- Episode no.: Season 7 Episode 18
- Directed by: Norman Buckley
- Written by: Charlie Craig
- Cinematography by: Larry Reibman
- Editing by: Melissa Gearhart
- Production code: 2M7218
- Original air date: June 13, 2017
- Running time: 42 minutes

Guest appearances
- Keegan Allen as Toby Cavanaugh; Roma Maffia as Lieutenant Tanner; Jim Titus as Detective Barry Maple;

Episode chronology
| ← Previous "Driving Miss Crazy" | Next → "Farewell, My Lovely" |
- Pretty Little Liars (season 7)

= Choose or Lose =

"Choose or Lose" is the eighteenth episode of the seventh season of Pretty Little Liars, and the show's 158th episode overall, which premiered on the Freeform network in the United States on June 13, 2017. The episode was directed by Norman Buckley and written by Charlie Craig. In this episode, the Liars finally discover that Aria (Lucy Hale) has been working with 'A.D.' after Mona (Janel Parrish) investigated on Aria. Lieutenant Tanner (Roma Maffia) returns to Rosewood to work on the Dunhill's homicide case, quickly targeting the Liars on her radar. Caleb (Tyler Blackburn) and Hanna (Ashley Benson) secretly marry, while Alison (Sasha Pieterse) and Emily (Shay Mitchell) step forward with their relationship.

== Plot ==
Rosewood P.D. officers confiscate the Liars' personal stuff and cellphones through search warrants. Enraged, Spencer heads to the station to understand what's going on, and discovers that Detective Tanner is now handling the Dunhill case. Tanner expresses her concern about the possibility of the Liars being involved in the case, and indirectly threatens Spencer, saying that she always found them guilty of something, just did not know of what exactly.

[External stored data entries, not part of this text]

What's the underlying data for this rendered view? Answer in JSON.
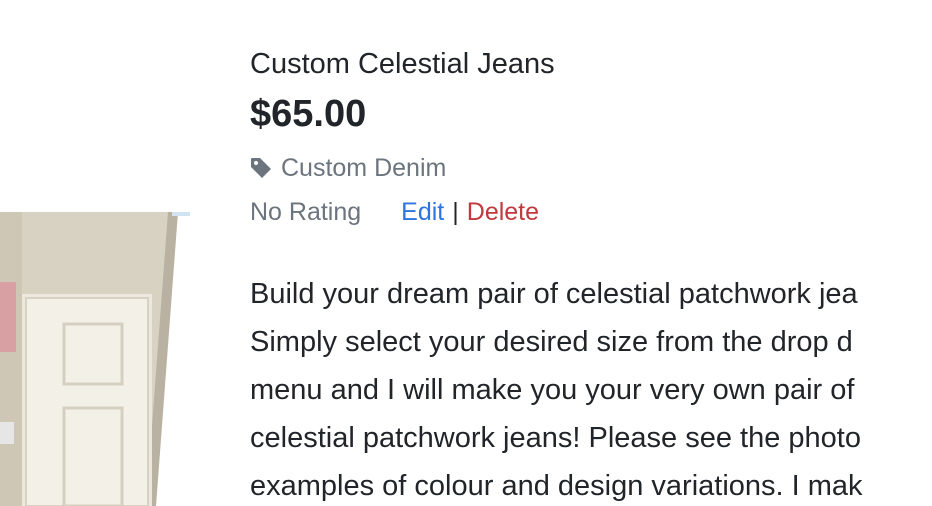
{
  "product": {
    "title": "Custom Celestial Jeans",
    "price": "$65.00",
    "category": "Custom Denim",
    "rating": "No Rating",
    "edit_label": "Edit",
    "separator": "|",
    "delete_label": "Delete",
    "description_lines": [
      "Build your dream pair of celestial patchwork jea",
      "Simply select your desired size from the drop d",
      "menu and I will make you your very own pair of",
      "celestial patchwork jeans! Please see the photo",
      "examples of colour and design variations. I mak"
    ]
  },
  "icons": {
    "category": "tag-icon"
  },
  "colors": {
    "text": "#212529",
    "muted": "#6c757d",
    "edit": "#2d74e0",
    "delete": "#c0393e"
  }
}
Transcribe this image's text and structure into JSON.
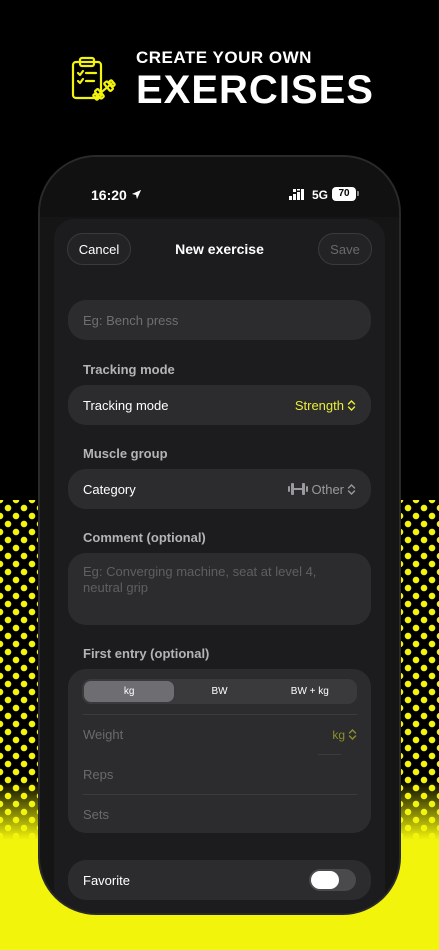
{
  "promo": {
    "small_title": "CREATE YOUR OWN",
    "big_title": "EXERCISES",
    "icon": "clipboard-dumbbell-icon",
    "accent": "#f2f50b"
  },
  "status": {
    "time": "16:20",
    "network": "5G",
    "battery": "70"
  },
  "nav": {
    "cancel": "Cancel",
    "title": "New exercise",
    "save": "Save"
  },
  "form": {
    "name_placeholder": "Eg: Bench press",
    "tracking": {
      "section": "Tracking mode",
      "label": "Tracking mode",
      "value": "Strength"
    },
    "muscle": {
      "section": "Muscle group",
      "label": "Category",
      "value": "Other"
    },
    "comment": {
      "section": "Comment (optional)",
      "placeholder": "Eg: Converging machine, seat at level 4, neutral grip"
    },
    "entry": {
      "section": "First entry (optional)",
      "segments": [
        "kg",
        "BW",
        "BW + kg"
      ],
      "selected_segment": "kg",
      "weight": "Weight",
      "weight_unit": "kg",
      "reps": "Reps",
      "sets": "Sets"
    },
    "favorite": {
      "label": "Favorite",
      "on": false
    }
  }
}
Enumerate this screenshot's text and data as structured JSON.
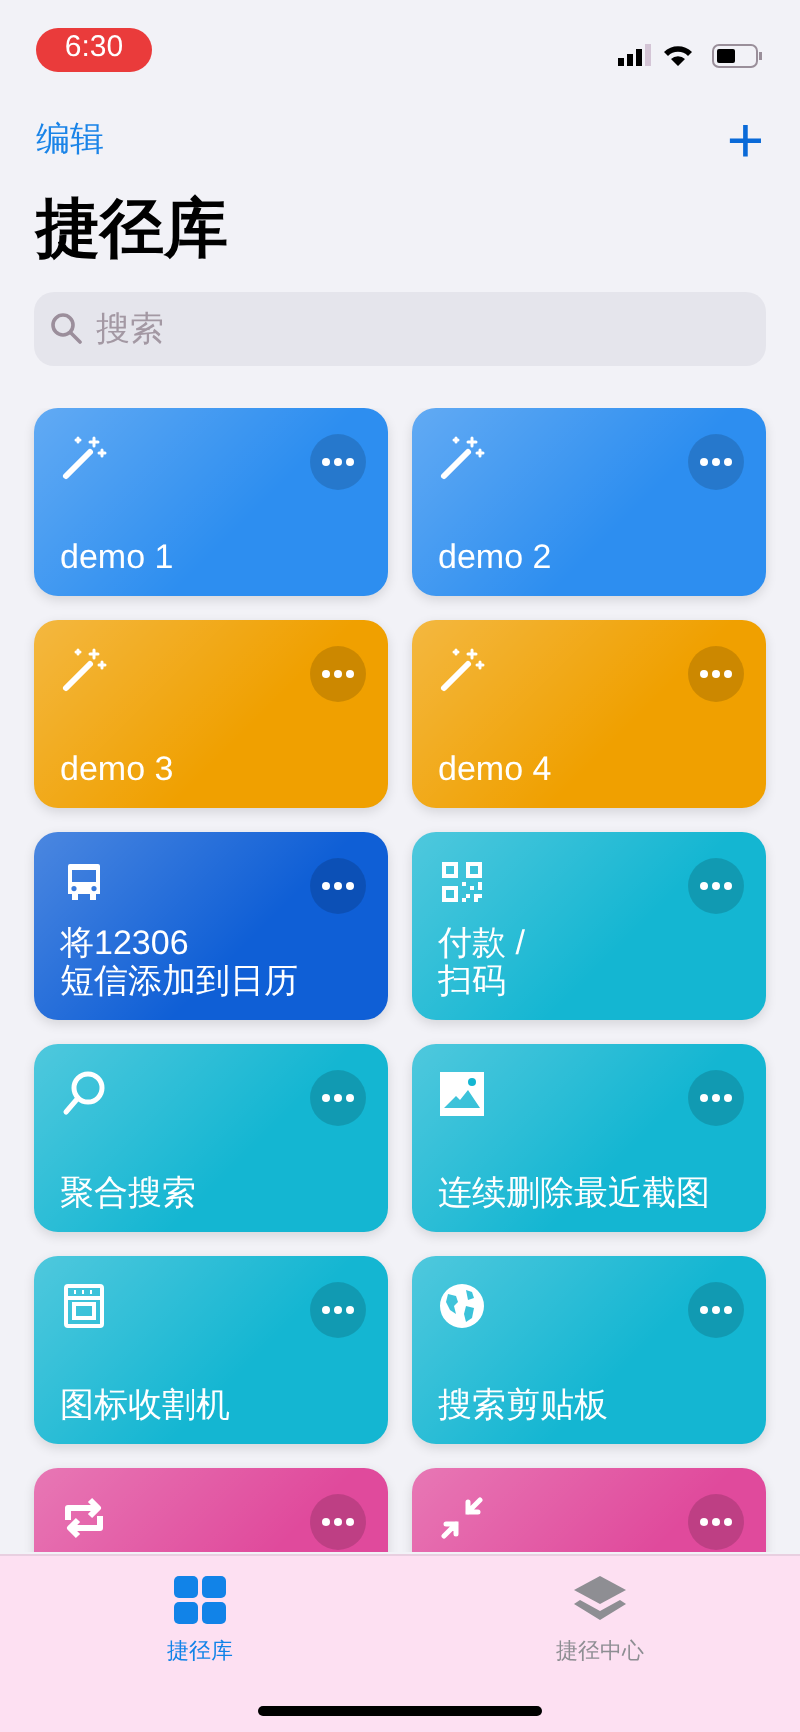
{
  "status_bar": {
    "time": "6:30"
  },
  "nav": {
    "edit": "编辑",
    "add": "+"
  },
  "title": "捷径库",
  "search": {
    "placeholder": "搜索"
  },
  "shortcuts": [
    {
      "title": "demo 1",
      "kind": "wand",
      "color": "#2d8ef0"
    },
    {
      "title": "demo 2",
      "kind": "wand",
      "color": "#2d8ef0"
    },
    {
      "title": "demo 3",
      "kind": "wand",
      "color": "#f0a000"
    },
    {
      "title": "demo 4",
      "kind": "wand",
      "color": "#f0a000"
    },
    {
      "title": "将12306\n短信添加到日历",
      "kind": "bus",
      "color": "#0f5fd6"
    },
    {
      "title": "付款 /\n扫码",
      "kind": "qr",
      "color": "#14b6d2"
    },
    {
      "title": "聚合搜索",
      "kind": "search",
      "color": "#14b6d2"
    },
    {
      "title": "连续删除最近截图",
      "kind": "image",
      "color": "#14b6d2"
    },
    {
      "title": "图标收割机",
      "kind": "printer",
      "color": "#14b6d2"
    },
    {
      "title": "搜索剪贴板",
      "kind": "globe",
      "color": "#14b6d2"
    },
    {
      "kind": "repeat",
      "color": "#e04a9c"
    },
    {
      "kind": "shrink",
      "color": "#e04a9c"
    }
  ],
  "tab_bar": [
    {
      "label": "捷径库",
      "kind": "grid",
      "selected": true
    },
    {
      "label": "捷径中心",
      "kind": "layers",
      "selected": false
    }
  ]
}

After her phone was taken, Aria discovers another one hidden inside an air duct that 'A.D.' left to communicate with her. Aria claims to meet 'A.D.' since she is a reliable person, and the tormentor sets a date, as long as Aria wears her uniform. In a room of The Radley, given by Hanna's mother, the Liars and Caleb get together to discuss the Dunhill's murder when the board game begins a new round: "Choose or Lose". The Liars have to choose one of them to go to jail accused of the murder or all of them go. Mona arrives shortly thereafter and warns the girls that she thinks Aria is on the 'A.D.' team. The girls initially don't believe, but Mona exhibits evidence and a recording of Aria and 'A.D.', leaving them in panic. Detective Tanner finds pieces of a windshield in the drain of Spencer's bathroom with traces of blood.

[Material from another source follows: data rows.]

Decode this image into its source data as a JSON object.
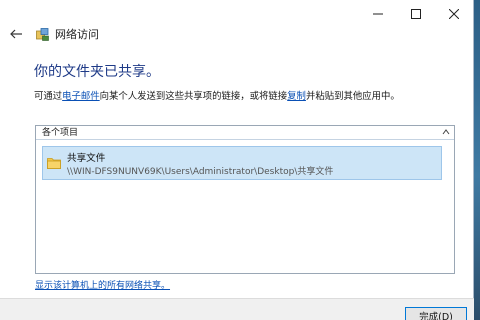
{
  "window": {
    "title": "网络访问",
    "caption_icons": [
      "minimize-icon",
      "maximize-icon",
      "close-icon"
    ]
  },
  "heading": "你的文件夹已共享。",
  "description": {
    "part1": "可通过",
    "link_email": "电子邮件",
    "part2": "向某个人发送到这些共享项的链接，或将链接",
    "link_copy": "复制",
    "part3": "并粘贴到其他应用中。"
  },
  "list": {
    "header": "各个项目",
    "items": [
      {
        "name": "共享文件",
        "path": "\\\\WIN-DFS9NUNV69K\\Users\\Administrator\\Desktop\\共享文件",
        "icon": "folder-icon"
      }
    ]
  },
  "footer_link": "显示该计算机上的所有网络共享。",
  "done_button": "完成(D)",
  "colors": {
    "heading": "#1e3a87",
    "link": "#0a50b5",
    "selection": "#cde5f7",
    "accent": "#0078d7"
  }
}
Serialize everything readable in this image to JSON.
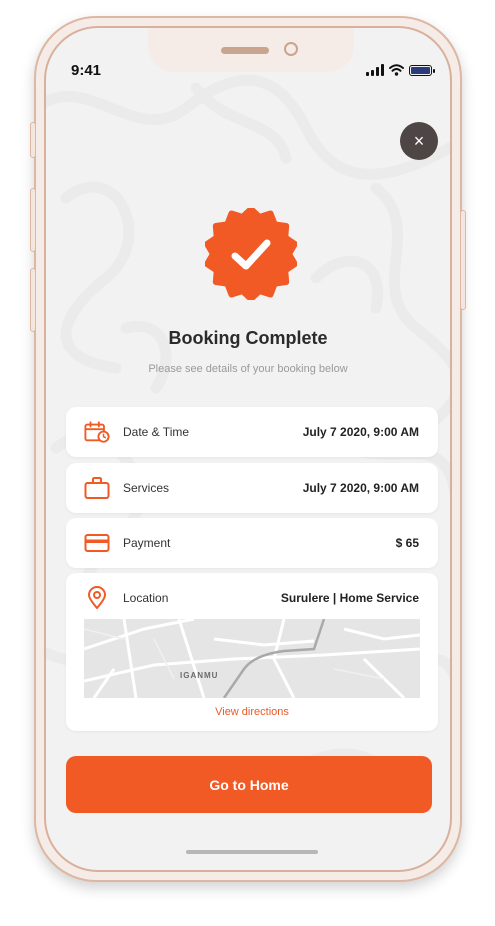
{
  "status_bar": {
    "time": "9:41"
  },
  "header": {
    "close_symbol": "×"
  },
  "booking": {
    "title": "Booking Complete",
    "subtitle": "Please see details of your booking below"
  },
  "details": [
    {
      "label": "Date & Time",
      "value": "July 7 2020, 9:00 AM",
      "icon": "calendar-clock-icon"
    },
    {
      "label": "Services",
      "value": "July 7 2020, 9:00 AM",
      "icon": "briefcase-icon"
    },
    {
      "label": "Payment",
      "value": "$ 65",
      "icon": "credit-card-icon"
    }
  ],
  "location": {
    "label": "Location",
    "value": "Surulere | Home Service",
    "icon": "location-pin-icon",
    "map_area": "IGANMU",
    "directions_label": "View directions"
  },
  "cta": {
    "label": "Go to Home"
  },
  "colors": {
    "accent": "#f15a24",
    "close_button": "#4e4644",
    "phone_frame": "#f6ece7"
  }
}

At night, Aria goes to the meeting place which 'A.D.' has set on. However, the tormentor doesn't show up and Aria is caught by the Liars, who are devastated when Aria says that she needed to protect Ezra, so she joined 'A.D.' Aria explains that, six years earlier, after Ezra revealed to be writing a book about Alison, she filed a complaint against Ezra, but never reported it, and somehow 'A.D.' had access to it, threatening her right after. Tanner calls Alison asking for their presence at the station, and the girls leave Aria alone in the woods. At the police station, Tanner gives the girls a chance to tell their side of the story, but Spencer denies the opportunity. Again, the girls leave Aria alone, punishing her for destroying Alison and Emily's nursery and for tearing Spencer's family apart.

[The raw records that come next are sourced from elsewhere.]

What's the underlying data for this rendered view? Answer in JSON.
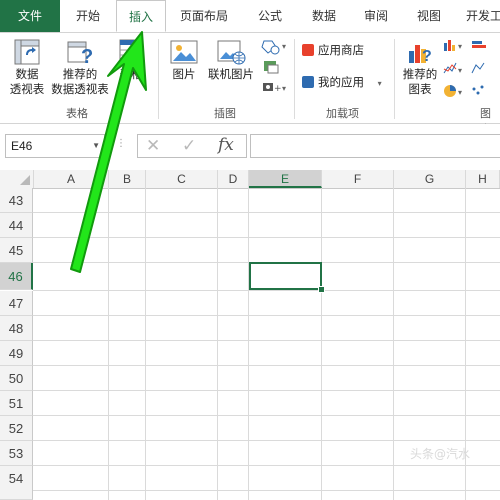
{
  "tabs": [
    "文件",
    "开始",
    "插入",
    "页面布局",
    "公式",
    "数据",
    "审阅",
    "视图",
    "开发工"
  ],
  "active_tab": "插入",
  "ribbon": {
    "pivot_table": [
      "数据",
      "透视表"
    ],
    "recommended_pivot": [
      "推荐的",
      "数据透视表"
    ],
    "table_partial": "表格",
    "group_tables": "表格",
    "picture": "图片",
    "online_picture": "联机图片",
    "group_illustrations": "插图",
    "app_store": "应用商店",
    "my_apps": "我的应用",
    "group_addins": "加载项",
    "recommended_charts": [
      "推荐的",
      "图表"
    ],
    "group_charts": "图表"
  },
  "formula_bar": {
    "name_box": "E46",
    "cancel": "✕",
    "enter": "✓",
    "fx": "fx",
    "formula": ""
  },
  "columns": [
    "A",
    "B",
    "C",
    "D",
    "E",
    "F",
    "G",
    "H"
  ],
  "selected_column": "E",
  "rows": [
    "43",
    "44",
    "45",
    "46",
    "47",
    "48",
    "49",
    "50",
    "51",
    "52",
    "53",
    "54"
  ],
  "selected_row": "46",
  "colors": {
    "accent": "#217346",
    "arrow": "#22e61a"
  },
  "watermark": "头条@汽水"
}
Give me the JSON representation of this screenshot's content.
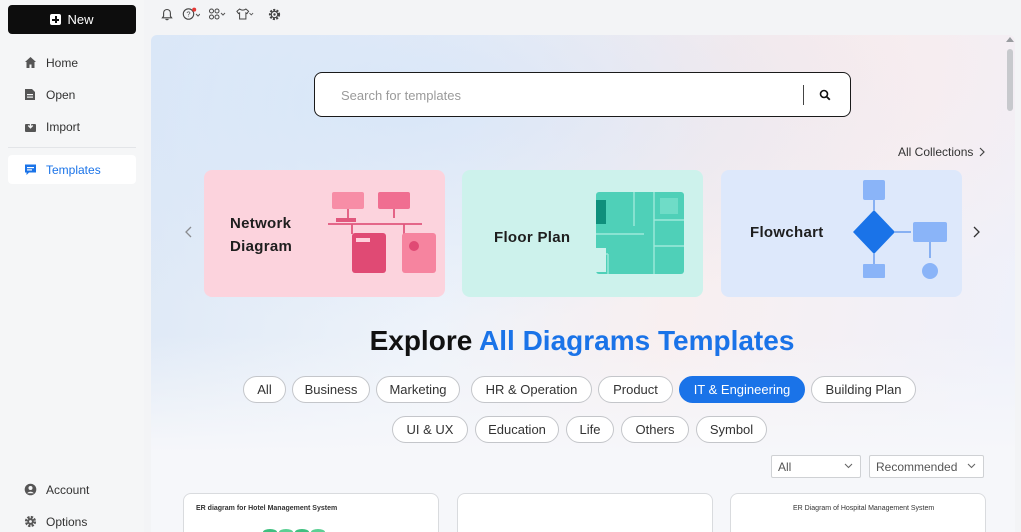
{
  "sidebar": {
    "new_label": "New",
    "items": [
      {
        "label": "Home"
      },
      {
        "label": "Open"
      },
      {
        "label": "Import"
      },
      {
        "label": "Templates"
      }
    ],
    "bottom_items": [
      {
        "label": "Account"
      },
      {
        "label": "Options"
      }
    ]
  },
  "topbar": {
    "icons": [
      "bell-icon",
      "help-icon",
      "apps-icon",
      "shirt-icon",
      "settings-icon"
    ]
  },
  "search": {
    "placeholder": "Search for templates"
  },
  "collections": {
    "all_label": "All Collections"
  },
  "cards": [
    {
      "title": "Network Diagram",
      "title_lines": [
        "Network",
        "Diagram"
      ],
      "color": "#fcd3dd"
    },
    {
      "title": "Floor Plan",
      "title_lines": [
        "Floor  Plan"
      ],
      "color": "#cdf2ec"
    },
    {
      "title": "Flowchart",
      "title_lines": [
        "Flowchart"
      ],
      "color": "#dde8fb"
    }
  ],
  "explore": {
    "prefix": "Explore",
    "accent": "All Diagrams Templates"
  },
  "categories_row1": [
    "All",
    "Business",
    "Marketing",
    "HR & Operation",
    "Product",
    "IT & Engineering",
    "Building Plan"
  ],
  "categories_row2": [
    "UI & UX",
    "Education",
    "Life",
    "Others",
    "Symbol"
  ],
  "active_category": "IT & Engineering",
  "filters": {
    "type_value": "All",
    "sort_value": "Recommended"
  },
  "templates": [
    {
      "caption": "ER diagram for Hotel Management System"
    },
    {
      "caption": ""
    },
    {
      "caption": "ER Diagram of Hospital Management System"
    }
  ],
  "colors": {
    "accent": "#1a73e8",
    "new_button": "#0d0d0d"
  }
}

The next morning, Spencer goes to Ezra's apartment to talk to Aria, giving her a photo of them as teens, before Alison's disappearance. They try to reconcile, but Tanner and her convoy appear suddenly, returning Aria's things and saying they found footage of Aria outside of Rosewood on the day of Archer's death, sparing her of any charges. Spencer leaves the apartment angrily. Ashley is still worried about Hanna and that she might be in trouble. However, this fades when Caleb and Hanna get married at the courthouse with Ashley as a witness. Emily and Alison have sex during an improvised picnic prepared by Alison. Aria tells Ezra she has something to tell him, but claims she needs to kiss him one last time, since this secret could ruin them. Spencer visits Toby in his cabin and they have sex. While investigating, Caleb and Ezra find the cell tower location from which the game phone has been sending signals, and later discover that they are being sent from Mona's house. While leaving to find Spencer, Aria hears a loud noise in the back of her car and opens the trunk to find Archer's body. A cop arrives right after.

== Cast ==

Every member of the ensemble cast appears in this installment, with the exception of Andrea Parker. Laura Leighton appears in the episode, making it her second credit as a regular character on Season 7. The episode also features recurring appearances of Keegan Allen as Toby Cavanaugh, Roma Maffia as Lieutenant Linda Tanner, and Jim Titus as Detective Barry Maple. Maffia returns for the series on this episode after last appearing on the second half of the previous season.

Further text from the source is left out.